1. Test Environment & Configuration¶

OS: Windows 11 (AMD64)
CPU: 12th Gen Intel(R) Core(TM) i9-12900K
GPU: NVIDIA GeForce RTX 3090
Python: 3.13.11
Test Model: models/base_small (Qwen3-TTS-12Hz-0.6B-Base)
Voice reference: ref/ref_0.6B.json (pre-encoded codes, skips the speaker/codec encoder)
Benchmark Standard: 5 warm-up runs (excluded from stats) followed by 100 measurement runs per backend. Each run synthesizes the same fixed 25-word English sentence:

LunaVox is a lightweight on-device text-to-speech engine built on Qwen3, optimized for low-latency streaming synthesis on consumer GPUs.

Git commit: 2fb5887769f2 (dev branch)
Generated: 2026-04-15

2. Performance Overview (100-run mean)¶

Mode	Backend (LLM / Audio)	Total (ms)	TTFB (ms)	RTF	×Realtime	Peak RSS	VRAM (steady / peak)
Full CPU	llama.cpp (CPU) / ORT (CPU)	8033.4	1248.4	0.858	1.17×	1215 MB	—
CUDA 13	llama.cpp (CUDA) / ORT (CUDA)	2108.1	175.2	0.213	4.69×	1447 MB	1364 / 1451 MB
Universal GPU	llama.cpp (Vulkan) / ORT (DML)	1351.0	194.4	0.152	6.57×	971 MB	1028 / 1297 MB

TTFB (time-to-first-byte) is the wall-clock delay from synth start to the first PCM sample becoming available via the streaming decoder. This is what a streaming caller actually observes — total latency only matters for batch callers that wait for the full audio.

3. Latency Distribution (total wall time per synth, ms)¶

Mode	mean	p50	p95	p99	min	max	stddev
Full CPU	8033.4	7969.5	8829.5	9582.9	7368	9774	448.7
CUDA 13	2108.1	2110.0	2135.1	2145.1	2029	2151	18.9
Universal GPU	1351.0	1341.0	1414.2	1479.3	1301	1605	42.3

4. Time-to-First-Byte Distribution (ms)¶

Mode	mean	p50	p95	p99	min	max	stddev
Full CPU	1248.4	1229.5	1388.5	1507.5	1137	1561	80.2
CUDA 13	175.2	175.0	182.1	184.0	164	187	3.8
Universal GPU	194.4	191.0	215.2	236.1	182	246	11.5

5. Stage Latency Analysis (per-run mean, ms)¶

Mode	Tokenize	Generate (LLM)	Decode (codec)
Full CPU	0.4	7243.7	4105.9
CUDA 13	0.4	1997.6	613.0
Universal GPU	0.4	1263.0	403.3

encode is 0 because ref_0.6B.json bundles pre-computed speaker/codec embeddings and bypasses the encoder ONNX sessions. tokenize is sub-millisecond for plain-ASCII English.

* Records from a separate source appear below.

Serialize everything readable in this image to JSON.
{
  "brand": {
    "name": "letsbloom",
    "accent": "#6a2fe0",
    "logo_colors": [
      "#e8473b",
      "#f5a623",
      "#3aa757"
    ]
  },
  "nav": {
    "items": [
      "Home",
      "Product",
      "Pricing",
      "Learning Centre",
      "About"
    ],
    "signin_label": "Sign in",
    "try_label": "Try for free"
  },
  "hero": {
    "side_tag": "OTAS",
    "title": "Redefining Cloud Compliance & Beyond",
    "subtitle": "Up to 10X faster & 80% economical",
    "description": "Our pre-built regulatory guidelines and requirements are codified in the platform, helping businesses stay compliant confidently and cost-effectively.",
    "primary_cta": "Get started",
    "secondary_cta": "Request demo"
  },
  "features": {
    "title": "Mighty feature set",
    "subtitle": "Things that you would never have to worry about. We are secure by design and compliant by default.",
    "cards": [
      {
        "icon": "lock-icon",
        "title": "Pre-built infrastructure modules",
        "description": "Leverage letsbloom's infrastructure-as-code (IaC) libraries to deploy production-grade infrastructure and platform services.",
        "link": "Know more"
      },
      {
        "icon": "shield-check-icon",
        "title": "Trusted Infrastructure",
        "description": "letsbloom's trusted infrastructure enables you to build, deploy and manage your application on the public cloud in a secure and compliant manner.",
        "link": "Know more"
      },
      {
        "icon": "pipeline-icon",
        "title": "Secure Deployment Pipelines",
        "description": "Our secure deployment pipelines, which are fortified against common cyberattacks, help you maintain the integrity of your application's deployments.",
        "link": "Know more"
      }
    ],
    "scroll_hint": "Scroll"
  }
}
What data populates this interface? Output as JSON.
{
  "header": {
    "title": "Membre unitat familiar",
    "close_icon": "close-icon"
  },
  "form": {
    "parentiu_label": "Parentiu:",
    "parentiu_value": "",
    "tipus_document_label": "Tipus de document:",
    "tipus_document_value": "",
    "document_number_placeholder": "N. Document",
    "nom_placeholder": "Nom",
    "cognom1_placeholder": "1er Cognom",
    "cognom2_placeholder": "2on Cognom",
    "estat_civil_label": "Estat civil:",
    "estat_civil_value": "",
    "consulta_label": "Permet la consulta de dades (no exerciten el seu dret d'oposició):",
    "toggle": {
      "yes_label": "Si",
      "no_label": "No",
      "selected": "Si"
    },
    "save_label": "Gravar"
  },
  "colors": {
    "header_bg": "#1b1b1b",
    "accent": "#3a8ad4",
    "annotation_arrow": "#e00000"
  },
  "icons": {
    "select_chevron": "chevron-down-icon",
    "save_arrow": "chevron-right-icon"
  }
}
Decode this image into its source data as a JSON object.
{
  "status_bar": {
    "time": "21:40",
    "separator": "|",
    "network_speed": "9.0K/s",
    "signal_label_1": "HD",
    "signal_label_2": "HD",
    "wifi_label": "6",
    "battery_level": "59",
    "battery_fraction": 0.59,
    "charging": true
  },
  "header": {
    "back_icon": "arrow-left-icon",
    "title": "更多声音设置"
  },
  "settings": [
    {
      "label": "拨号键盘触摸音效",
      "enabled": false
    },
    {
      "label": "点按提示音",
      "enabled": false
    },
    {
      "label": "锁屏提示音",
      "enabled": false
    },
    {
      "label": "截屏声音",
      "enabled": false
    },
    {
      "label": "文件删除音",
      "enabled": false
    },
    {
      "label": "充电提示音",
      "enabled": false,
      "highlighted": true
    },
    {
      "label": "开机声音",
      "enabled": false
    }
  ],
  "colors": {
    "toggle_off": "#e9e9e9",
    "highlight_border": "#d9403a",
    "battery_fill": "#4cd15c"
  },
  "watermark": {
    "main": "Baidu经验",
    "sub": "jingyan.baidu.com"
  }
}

6. Comprehensive Conclusion¶

Optimal configuration: Universal GPU (Vulkan + DirectML) is the fastest overall at mean 1351 ms total / 194 ms TTFB / 6.57× realtime, with the lowest peak RSS (971 MB) and steady-state VRAM of just 1028 MB. The streaming pipeline reaches audible output in under 200 ms on average — within the range that users perceive as instant. All three backends were re-measured after fixing the repeat_results audio-buffer accumulation in src/main.cpp (previously inflating 100-run RSS by ~85–90 MB per backend).
CUDA 13: Produces the lowest TTFB (175.2 ms, also the most stable at stddev 3.8 ms) but significantly higher total latency (2108 ms), because the CUDA build of llama.cpp and ORT-CUDA has steady-state generate/decode throughput ~1.6× slower than the Vulkan+DML path on this particular hardware. Peak RSS 1447 MB, steady VRAM 1364 MB.
CPU viability: On an i9-12900K the Full CPU build stays sub-realtime at RTF 0.858 (1.17× realtime). Usable for batch/offline synthesis, but TTFB of ~1.25 s makes it unsuitable for interactive streaming.
Resource efficiency: All three backends keep RSS under 1.5 GB and steady-state VRAM under 1.4 GB, well within the envelope for consumer hardware. The Full CPU build does not touch GPU memory — the VRAM sampler's 43 MB steady reading is baseline desktop noise.
Streaming vs batch: The threaded decoder pipeline overlaps codec decoding with talker+predictor generation, so TTFB is consistently 6–11× lower than total latency on GPU backends. Batch callers that await result.audio still observe the total; streaming callers start consuming PCM at the TTFB mark.

7. Reproducing¶

# 1. For each backend: set the target provider, clean-build, and run 100 reps.
lunavox build libs --platform win_vulkan  # or win_cuda13 / win_cpu
lunavox build --clean
python benchmark/run_benchmark.py --backend vulkan   # or cuda / cpu

# 2. After all three are done:
python benchmark/run_benchmark.py --aggregate

Raw stats per run are in benchmark/results/stats_<backend>.json; aggregated metrics are in benchmark/results/summary_<backend>.json; the full 9-section report (including per-backend metadata and notes on sampling methodology) is benchmark/report.md.